Fall? I’m in denial. I proved it by making an African wax skirt.
I decided to sew up this summer skirt as the temperatures in D.C. dip into freezing for the first time this season. Serious denial.
I’ve been obsessed with African wax prints since moving to D.C. When running errands around town, it isn’t unusual to see someone wearing a gorgeous African print skirt or dress. I suffered from serious garment envy.

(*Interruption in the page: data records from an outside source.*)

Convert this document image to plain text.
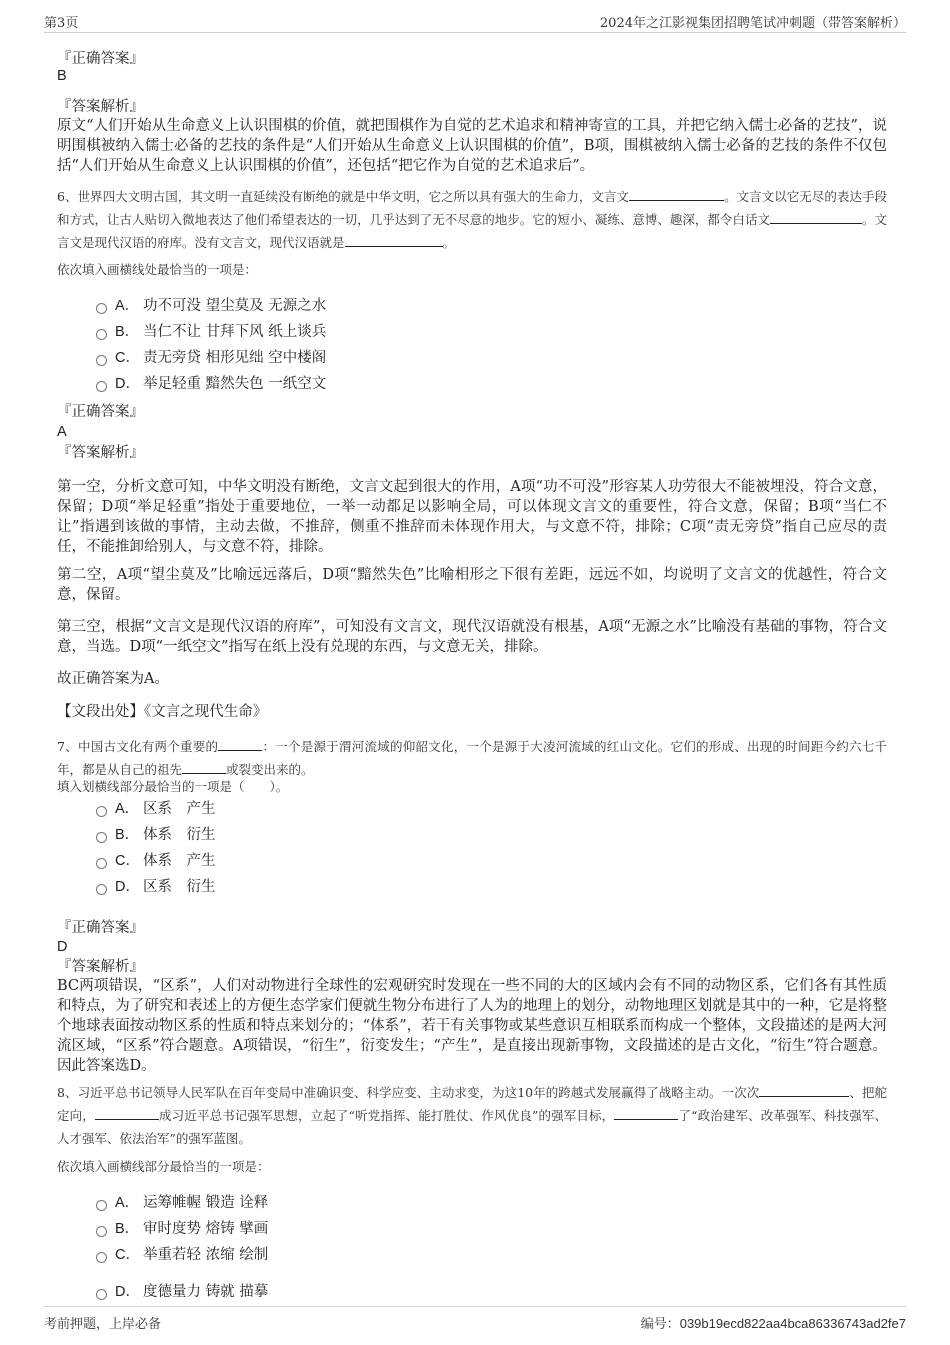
第3页	2024年之江影视集团招聘笔试冲刺题（带答案解析）
『正确答案』
B
『答案解析』
原文“人们开始从生命意义上认识围棋的价值，就把围棋作为自觉的艺术追求和精神寄宣的工具，并把它纳入儒士必备的艺技”，说明围棋被纳入儒士必备的艺技的条件是“人们开始从生命意义上认识围棋的价值”，B项，围棋被纳入儒士必备的艺技的条件不仅包括“人们开始从生命意义上认识围棋的价值”，还包括“把它作为自觉的艺术追求后”。
6、世界四大文明古国，其文明一直延续没有断绝的就是中华文明，它之所以具有强大的生命力，文言文	。文言文以它无尽的表达手段和方式，让古人贴切入微地表达了他们希望表达的一切，几乎达到了无不尽意的地步。它的短小、凝练、意博、趣深，都令白话文	。文言文是现代汉语的府库。没有文言文，现代汉语就是	。
依次填入画横线处最恰当的一项是：
A． 功不可没 望尘莫及 无源之水
B． 当仁不让 甘拜下风 纸上谈兵
C． 责无旁贷 相形见绌 空中楼阁
D． 举足轻重 黯然失色 一纸空文
『正确答案』
A
『答案解析』
第一空，分析文意可知，中华文明没有断绝，文言文起到很大的作用，A项“功不可没”形容某人功劳很大不能被埋没，符合文意，保留；D项“举足轻重”指处于重要地位，一举一动都足以影响全局，可以体现文言文的重要性，符合文意，保留；B项“当仁不让”指遇到该做的事情，主动去做，不推辞，侧重不推辞而未体现作用大，与文意不符，排除；C项“责无旁贷”指自己应尽的责任，不能推卸给别人，与文意不符，排除。
第二空，A项“望尘莫及”比喻远远落后，D项“黯然失色”比喻相形之下很有差距，远远不如，均说明了文言文的优越性，符合文意，保留。
第三空，根据“文言文是现代汉语的府库”，可知没有文言文，现代汉语就没有根基，A项“无源之水”比喻没有基础的事物，符合文意，当选。D项“一纸空文”指写在纸上没有兑现的东西，与文意无关，排除。
故正确答案为A。
【文段出处】《文言之现代生命》
7、中国古文化有两个重要的	：一个是源于渭河流域的仰韶文化，一个是源于大凌河流域的红山文化。它们的形成、出现的时间距今约六七千年，都是从自己的祖先	或裂变出来的。
填入划横线部分最恰当的一项是（　　）。
A． 区系　产生
B． 体系　衍生
C． 体系　产生
D． 区系　衍生
『正确答案』
D
『答案解析』
BC两项错误，“区系”，人们对动物进行全球性的宏观研究时发现在一些不同的大的区域内会有不同的动物区系，它们各有其性质和特点，为了研究和表述上的方便生态学家们便就生物分布进行了人为的地理上的划分，动物地理区划就是其中的一种，它是将整个地球表面按动物区系的性质和特点来划分的；“体系”，若干有关事物或某些意识互相联系而构成一个整体，文段描述的是两大河流区域，“区系”符合题意。A项错误，“衍生”，衍变发生；“产生”，是直接出现新事物，文段描述的是古文化，“衍生”符合题意。因此答案选D。
8、习近平总书记领导人民军队在百年变局中准确识变、科学应变、主动求变，为这10年的跨越式发展赢得了战略主动。一次次	、把舵定向，	成习近平总书记强军思想，立起了“听党指挥、能打胜仗、作风优良”的强军目标，	了“政治建军、改革强军、科技强军、人才强军、依法治军”的强军蓝图。
依次填入画横线部分最恰当的一项是：
A． 运筹帷幄 锻造 诠释
B． 审时度势 熔铸 擘画
C． 举重若轻 浓缩 绘制
D． 度德量力 铸就 描摹
考前押题，上岸必备	编号：039b19ecd822aa4bca86336743ad2fe7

On a trip to NYC, I picked up some African wax print fabric and then bought some more at one of my local fabric shops, G Street Fabrics. Both sat prewashed and ready in my stash while I hesitated to sew them up. Was it okay for me, a white woman, to wear a garment made from African wax? Complicating the situation is the fact that my husband is African, but not from a country that wears African wax fabrics. Would people think I was trying too hard? Would those who know of my husband’s heritage think I was woefully ignorant? I iimagined getting serious side-eye when out and about in the fabric. My biggest fear was to get accused of cultural appropriation.
The fabric sat in my stash until Marcy of Oonaballoona fame addressed the issue of white sewists using and wearing African wax fabric. Her take? It’s totally okay. I guess it was the permission I needed because I sewed up this maxi skirt immediately after reading her post.
African Wax Skirt Details
I didn’t use a pattern for this skirt, so there was no cost. (Yay!)
This African wax print comes from G Street Fabrics. Usually, African wax print comes in 6 yard cuts, but G Street had cut this yardage shorter. About four yards were remaining and I bought the full cut. I’m not sure exactly how much it cost. (I need to come up with a system to keep track of how much I spend on individual pieces of fabric.) I think it was about $15/yard.
A few store bought pattern pieces were used to create this skirt. For the waistband, I used the pattern piece my La Masion Victor skirt. My waistband has a seam in the front because I was running out of yardage and had to get a little creative to squeeze out the waistband pieces. I drafted the skirt panels based on the length from my waist to the floor. The pieces flared out at the waist which caused some construction problems. (More about this below.) I also cut pockets using the La Masion Victor skirt pattern.
I did run into a few problems with my self-drafted skirt and probably should have made a muslin first. The skirt sewed up too full. I looked like I was playing dress up. To remedy this, I slimmed down the sides of the skirt. By the time I was done, the skirt was essentially rectangular panels of fabric. As I was making these adjustments, I removed the pockets. Unfortunately, I had sewed the top of the pockets into the waistband, so removing and repositioning them was nearly impossible without taking all of the skirt apart. I decided drastic deconstruction wasn’t worth it and just cut them out. If I make another maxi skirt like this, I will definitely include pockets.
I’m crazy about this skirt! Styled with a RTW tank top and pearls gives it a dressed up feel. I can imagine wearing it a bit more casually, too, with my hair pulled back and my neck bare.
Since the weather here has gotten too cold for tank tops, I haven’t yet worn it out in public. I’m hoping that reactions will be positive!